Where to Actually Buy Supplements in Ireland
Once you have narrowed down to what you actually need, price and quality both matter. The Irish market has several reliable options.
MyProtein is consistently among the best value for protein powder and creatine in Ireland, particularly during their frequent sales. Third-party testing is available and the Informed Sport certified range covers most essentials. Their Impact Whey and Creatine Monohydrate are benchmarks for price-to-quality.
Kinetica is an Irish brand with solid products and good retail availability through Boots, Tesco, and independent sports retailers. The protein quality is good and the brand invests in batch testing. Paying slightly more to support an Irish company with transparent manufacturing is a reasonable choice.
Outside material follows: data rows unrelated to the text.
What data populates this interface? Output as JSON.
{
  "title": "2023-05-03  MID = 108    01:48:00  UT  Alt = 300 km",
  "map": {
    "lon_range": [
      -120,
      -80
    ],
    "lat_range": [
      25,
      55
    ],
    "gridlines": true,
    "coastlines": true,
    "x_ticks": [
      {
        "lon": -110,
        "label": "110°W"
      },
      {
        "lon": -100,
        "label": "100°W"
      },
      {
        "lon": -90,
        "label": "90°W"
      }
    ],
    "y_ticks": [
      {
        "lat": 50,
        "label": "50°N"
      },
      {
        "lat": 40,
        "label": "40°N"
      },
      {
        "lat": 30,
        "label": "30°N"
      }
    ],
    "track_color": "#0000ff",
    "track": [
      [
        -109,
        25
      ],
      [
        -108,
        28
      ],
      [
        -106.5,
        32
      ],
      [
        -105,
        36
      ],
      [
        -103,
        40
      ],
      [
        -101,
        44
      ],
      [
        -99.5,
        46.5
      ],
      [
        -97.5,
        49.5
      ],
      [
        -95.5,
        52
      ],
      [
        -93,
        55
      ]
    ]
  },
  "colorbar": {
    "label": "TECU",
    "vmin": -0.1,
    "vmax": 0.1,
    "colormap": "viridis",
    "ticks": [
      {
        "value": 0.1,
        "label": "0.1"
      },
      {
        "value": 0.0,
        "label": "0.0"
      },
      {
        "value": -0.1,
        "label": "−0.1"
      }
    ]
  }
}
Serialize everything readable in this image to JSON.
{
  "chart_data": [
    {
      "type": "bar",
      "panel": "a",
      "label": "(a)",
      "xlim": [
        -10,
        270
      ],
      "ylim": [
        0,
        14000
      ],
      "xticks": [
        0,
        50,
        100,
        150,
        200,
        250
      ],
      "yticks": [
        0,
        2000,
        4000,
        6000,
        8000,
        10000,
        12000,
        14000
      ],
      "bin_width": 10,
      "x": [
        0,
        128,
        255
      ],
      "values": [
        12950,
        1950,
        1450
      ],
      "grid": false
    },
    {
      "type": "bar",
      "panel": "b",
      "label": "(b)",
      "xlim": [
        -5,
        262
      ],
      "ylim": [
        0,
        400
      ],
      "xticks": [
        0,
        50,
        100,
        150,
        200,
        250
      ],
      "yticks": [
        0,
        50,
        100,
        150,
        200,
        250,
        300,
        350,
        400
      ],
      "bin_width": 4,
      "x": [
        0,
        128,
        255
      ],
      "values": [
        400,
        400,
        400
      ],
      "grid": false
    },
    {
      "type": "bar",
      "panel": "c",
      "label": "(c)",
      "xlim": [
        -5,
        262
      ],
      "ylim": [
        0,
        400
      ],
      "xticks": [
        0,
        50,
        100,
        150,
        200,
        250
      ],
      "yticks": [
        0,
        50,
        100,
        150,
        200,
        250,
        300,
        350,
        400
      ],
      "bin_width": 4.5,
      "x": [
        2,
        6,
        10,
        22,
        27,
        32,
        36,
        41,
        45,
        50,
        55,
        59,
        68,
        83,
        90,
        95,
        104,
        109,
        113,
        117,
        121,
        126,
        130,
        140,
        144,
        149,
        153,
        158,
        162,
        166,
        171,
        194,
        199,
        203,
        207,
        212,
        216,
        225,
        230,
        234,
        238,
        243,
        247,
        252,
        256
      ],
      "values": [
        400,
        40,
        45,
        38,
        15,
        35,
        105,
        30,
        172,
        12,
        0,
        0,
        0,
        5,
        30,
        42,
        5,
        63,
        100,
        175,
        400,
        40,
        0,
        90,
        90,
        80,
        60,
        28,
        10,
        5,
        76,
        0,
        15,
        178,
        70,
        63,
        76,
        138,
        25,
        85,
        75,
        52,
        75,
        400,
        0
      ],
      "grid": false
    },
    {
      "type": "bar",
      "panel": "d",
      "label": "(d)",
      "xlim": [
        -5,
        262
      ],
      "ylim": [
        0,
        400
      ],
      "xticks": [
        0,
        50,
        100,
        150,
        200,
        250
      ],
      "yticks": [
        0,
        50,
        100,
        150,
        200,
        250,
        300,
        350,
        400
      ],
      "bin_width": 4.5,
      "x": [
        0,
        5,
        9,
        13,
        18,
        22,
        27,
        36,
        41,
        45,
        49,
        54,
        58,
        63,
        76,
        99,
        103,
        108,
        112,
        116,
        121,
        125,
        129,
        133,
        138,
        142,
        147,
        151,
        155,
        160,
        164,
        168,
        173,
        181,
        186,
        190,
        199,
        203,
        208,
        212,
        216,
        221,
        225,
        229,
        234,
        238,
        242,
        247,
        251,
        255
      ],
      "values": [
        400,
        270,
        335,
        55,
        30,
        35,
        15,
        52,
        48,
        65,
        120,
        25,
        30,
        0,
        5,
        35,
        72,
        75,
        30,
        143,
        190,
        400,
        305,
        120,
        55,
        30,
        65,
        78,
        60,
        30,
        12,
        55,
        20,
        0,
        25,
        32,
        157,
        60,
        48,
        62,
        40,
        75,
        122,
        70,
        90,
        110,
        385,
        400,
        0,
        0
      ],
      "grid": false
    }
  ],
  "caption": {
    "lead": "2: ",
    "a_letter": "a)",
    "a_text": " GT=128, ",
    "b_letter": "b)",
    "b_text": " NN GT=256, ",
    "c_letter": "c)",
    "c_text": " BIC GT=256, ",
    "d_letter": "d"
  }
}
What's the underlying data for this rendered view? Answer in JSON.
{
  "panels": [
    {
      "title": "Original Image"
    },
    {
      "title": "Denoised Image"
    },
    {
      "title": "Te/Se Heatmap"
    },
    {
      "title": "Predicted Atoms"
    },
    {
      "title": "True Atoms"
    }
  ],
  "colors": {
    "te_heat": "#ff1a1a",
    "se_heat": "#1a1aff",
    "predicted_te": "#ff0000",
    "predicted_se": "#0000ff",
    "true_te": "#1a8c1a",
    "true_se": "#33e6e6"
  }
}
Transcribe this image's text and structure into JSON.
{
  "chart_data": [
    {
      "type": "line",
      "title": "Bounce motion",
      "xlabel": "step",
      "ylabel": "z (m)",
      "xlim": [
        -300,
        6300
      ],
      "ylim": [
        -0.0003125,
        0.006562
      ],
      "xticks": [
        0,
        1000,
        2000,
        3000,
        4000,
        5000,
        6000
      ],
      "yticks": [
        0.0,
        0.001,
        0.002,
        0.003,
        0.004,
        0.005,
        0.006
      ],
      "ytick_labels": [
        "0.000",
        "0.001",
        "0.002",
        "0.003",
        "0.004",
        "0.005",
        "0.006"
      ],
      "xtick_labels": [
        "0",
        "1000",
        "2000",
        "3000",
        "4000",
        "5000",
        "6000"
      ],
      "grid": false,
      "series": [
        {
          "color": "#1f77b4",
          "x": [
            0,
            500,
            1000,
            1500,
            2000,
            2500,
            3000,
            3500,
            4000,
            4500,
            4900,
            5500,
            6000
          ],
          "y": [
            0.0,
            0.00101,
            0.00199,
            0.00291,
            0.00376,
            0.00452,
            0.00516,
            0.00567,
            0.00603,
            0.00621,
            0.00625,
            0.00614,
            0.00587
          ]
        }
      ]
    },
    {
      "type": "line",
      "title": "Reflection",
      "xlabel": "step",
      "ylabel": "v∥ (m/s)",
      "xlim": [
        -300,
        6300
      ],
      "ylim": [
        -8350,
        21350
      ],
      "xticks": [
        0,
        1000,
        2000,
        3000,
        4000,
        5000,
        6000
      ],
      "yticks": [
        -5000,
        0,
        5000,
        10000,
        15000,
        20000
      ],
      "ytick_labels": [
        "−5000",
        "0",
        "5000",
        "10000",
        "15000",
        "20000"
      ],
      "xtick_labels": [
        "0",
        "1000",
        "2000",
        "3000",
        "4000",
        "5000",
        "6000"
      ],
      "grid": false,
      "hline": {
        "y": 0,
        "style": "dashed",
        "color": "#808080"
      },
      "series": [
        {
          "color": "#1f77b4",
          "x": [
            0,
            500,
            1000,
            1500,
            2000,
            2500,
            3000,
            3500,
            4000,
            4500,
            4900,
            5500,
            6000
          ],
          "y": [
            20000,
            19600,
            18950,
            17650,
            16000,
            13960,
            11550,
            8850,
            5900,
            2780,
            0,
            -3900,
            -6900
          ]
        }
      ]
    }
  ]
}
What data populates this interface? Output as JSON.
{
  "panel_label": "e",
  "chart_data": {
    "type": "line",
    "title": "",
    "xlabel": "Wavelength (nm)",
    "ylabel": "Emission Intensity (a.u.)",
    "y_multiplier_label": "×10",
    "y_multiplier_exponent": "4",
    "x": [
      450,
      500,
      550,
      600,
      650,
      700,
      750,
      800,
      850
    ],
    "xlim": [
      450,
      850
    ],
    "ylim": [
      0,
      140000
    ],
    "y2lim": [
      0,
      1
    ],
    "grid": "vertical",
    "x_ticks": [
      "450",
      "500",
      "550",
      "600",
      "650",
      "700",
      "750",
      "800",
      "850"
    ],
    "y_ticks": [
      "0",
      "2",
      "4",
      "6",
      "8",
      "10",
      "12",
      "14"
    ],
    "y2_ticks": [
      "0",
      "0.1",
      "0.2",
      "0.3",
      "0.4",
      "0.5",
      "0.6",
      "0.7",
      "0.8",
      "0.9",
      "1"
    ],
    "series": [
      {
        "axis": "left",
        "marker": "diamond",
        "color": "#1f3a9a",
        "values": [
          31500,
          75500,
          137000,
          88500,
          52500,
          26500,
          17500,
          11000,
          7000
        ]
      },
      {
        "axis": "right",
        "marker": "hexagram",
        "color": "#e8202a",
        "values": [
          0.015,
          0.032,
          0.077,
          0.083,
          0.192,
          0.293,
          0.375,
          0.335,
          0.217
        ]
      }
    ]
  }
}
Holland & Barrett has improved considerably in terms of supplement quality but pricing tends to be higher than online alternatives for equivalent products. Their own-brand omega-3 and magnesium are reasonable quality. The retail experience makes it convenient for people starting out, though regular buyers will find better value online.
For vitamin D specifically, most Irish pharmacies stock well-formulated D3/K2 combinations at reasonable prices — it is not worth importing when local options are well tested and accessible.
The Bottom Line
Food comes first. No supplement will compensate for inconsistent training, poor sleep, or a diet built largely on processed food. That is not a motivational statement — it is the actual hierarchy of effect sizes in the research.
If your nutrition, sleep, and training are reasonably sorted, creatine and vitamin D have the strongest case for most people living in Ireland. Protein powder if you struggle with intake. Omega-3 if your fish consumption is low. Magnesium if your sleep is poor. Beyond that, most of the market is noise.
The supplement industry does not profit from simplicity. Approaching it with scepticism is not cynicism — it is the appropriate response to an industry where marketing budgets routinely exceed research budgets by an order of magnitude.
When in doubt about any specific supplement, look for independent systematic reviews rather than product pages. The Examine.com database is a well-regarded independent resource. And always speak to your GP before starting anything if you are managing an existing health condition or taking prescription medication.
For educational and research purposes only. Not medical advice. Consult a qualified healthcare professional before using any supplements, particularly if you have a health condition, take medication, or are pregnant. Individual responses to supplementation vary.